- (Premise) Every lie is an assertion.
- (Premise) Every assertion is a speech act.
- (Premise) Some gestures are lies.
- Therefore, some gestures are assertions.
- Therefore, some gestures are speech acts.
The conclusion of this argument should be obvious, but apparently it is controversial.
Evidence for 1: That lies are assertions is the least common denominator of standard accounts of lying ("A lie is an assertion of something one disbelieves", "A lie is an assertion of something one believes to be false", "A lie is an assertion of something one believes to be false and intends to deceive by means of", etc.)
Claim 2 seems obvious: assertion is a paradigm of speech act, the speech act most studied.
Claim 3 is of course the center of the argument.
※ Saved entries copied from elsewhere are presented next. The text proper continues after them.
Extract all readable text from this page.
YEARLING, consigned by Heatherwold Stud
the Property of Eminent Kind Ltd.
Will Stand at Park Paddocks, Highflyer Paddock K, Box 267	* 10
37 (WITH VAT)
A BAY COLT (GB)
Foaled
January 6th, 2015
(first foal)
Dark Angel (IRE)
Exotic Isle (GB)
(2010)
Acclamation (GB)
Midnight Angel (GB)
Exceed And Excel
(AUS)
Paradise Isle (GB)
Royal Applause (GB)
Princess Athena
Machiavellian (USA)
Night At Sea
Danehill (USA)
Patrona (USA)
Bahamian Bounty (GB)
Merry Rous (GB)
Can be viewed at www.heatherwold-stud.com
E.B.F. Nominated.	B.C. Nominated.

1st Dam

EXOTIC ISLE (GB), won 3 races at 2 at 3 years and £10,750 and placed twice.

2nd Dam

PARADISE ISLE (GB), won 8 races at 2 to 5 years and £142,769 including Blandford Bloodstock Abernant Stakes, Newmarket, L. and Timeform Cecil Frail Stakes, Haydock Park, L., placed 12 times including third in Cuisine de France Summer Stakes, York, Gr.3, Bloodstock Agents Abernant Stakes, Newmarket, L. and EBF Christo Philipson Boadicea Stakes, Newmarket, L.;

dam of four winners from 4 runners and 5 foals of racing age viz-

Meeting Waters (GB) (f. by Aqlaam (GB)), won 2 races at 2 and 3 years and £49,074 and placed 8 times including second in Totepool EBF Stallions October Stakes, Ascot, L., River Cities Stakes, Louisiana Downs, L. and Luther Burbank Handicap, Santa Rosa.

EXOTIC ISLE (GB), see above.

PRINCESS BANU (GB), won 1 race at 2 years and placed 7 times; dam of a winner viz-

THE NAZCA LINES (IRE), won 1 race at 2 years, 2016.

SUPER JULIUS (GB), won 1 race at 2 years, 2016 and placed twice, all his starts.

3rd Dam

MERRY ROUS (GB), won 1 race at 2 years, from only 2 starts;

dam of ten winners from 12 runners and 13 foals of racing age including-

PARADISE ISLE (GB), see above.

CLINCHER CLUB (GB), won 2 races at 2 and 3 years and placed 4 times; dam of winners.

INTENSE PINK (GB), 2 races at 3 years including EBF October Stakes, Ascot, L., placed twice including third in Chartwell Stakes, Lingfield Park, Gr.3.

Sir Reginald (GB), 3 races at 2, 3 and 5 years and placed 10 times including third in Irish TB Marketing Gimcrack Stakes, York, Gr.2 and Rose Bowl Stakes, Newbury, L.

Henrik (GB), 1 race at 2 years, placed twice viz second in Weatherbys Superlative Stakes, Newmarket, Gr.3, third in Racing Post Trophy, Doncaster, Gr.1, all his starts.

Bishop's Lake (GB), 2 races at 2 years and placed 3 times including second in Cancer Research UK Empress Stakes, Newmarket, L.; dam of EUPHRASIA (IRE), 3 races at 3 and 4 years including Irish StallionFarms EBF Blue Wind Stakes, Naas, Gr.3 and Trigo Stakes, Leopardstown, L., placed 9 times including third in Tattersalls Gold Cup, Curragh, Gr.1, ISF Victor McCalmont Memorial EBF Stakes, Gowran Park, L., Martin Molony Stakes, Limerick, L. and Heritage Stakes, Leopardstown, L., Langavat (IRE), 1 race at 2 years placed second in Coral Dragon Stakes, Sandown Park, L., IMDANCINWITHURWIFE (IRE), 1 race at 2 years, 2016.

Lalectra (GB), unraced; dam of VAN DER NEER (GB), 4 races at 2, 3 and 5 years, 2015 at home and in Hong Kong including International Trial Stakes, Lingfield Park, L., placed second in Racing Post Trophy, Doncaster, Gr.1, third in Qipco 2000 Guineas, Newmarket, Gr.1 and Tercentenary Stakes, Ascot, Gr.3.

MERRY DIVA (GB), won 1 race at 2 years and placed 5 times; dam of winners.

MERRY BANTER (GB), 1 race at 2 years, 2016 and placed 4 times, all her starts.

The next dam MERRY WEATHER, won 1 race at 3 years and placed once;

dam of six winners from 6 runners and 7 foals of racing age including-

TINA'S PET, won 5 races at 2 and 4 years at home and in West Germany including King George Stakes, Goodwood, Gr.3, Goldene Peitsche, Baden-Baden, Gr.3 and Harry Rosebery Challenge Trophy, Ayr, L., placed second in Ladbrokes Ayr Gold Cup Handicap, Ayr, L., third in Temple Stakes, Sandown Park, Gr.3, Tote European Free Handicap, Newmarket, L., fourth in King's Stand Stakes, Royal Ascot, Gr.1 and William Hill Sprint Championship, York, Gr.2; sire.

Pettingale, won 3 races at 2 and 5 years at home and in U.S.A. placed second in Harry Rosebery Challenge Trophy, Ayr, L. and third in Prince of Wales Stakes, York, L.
But it's easy to see. Sam swears to tell the truth, the whole truth and nothing but the truth. He is asked if the man he saw with the knife is in the court. He says "Yes." He is asked to point out the man. He deliberately points to the defendant while fully aware that the man he saw with the knife was the prosecutor, because the prosecutor paid him off. Clearly, Sam is lying. But he is doing so by pointing, and pointing (in our culture) is a gesture.
Moreover, notice that Sam's action violates his oath to tell the truth, the whole truth and nothing but the truth, which also shows that his pointing is a kind of telling.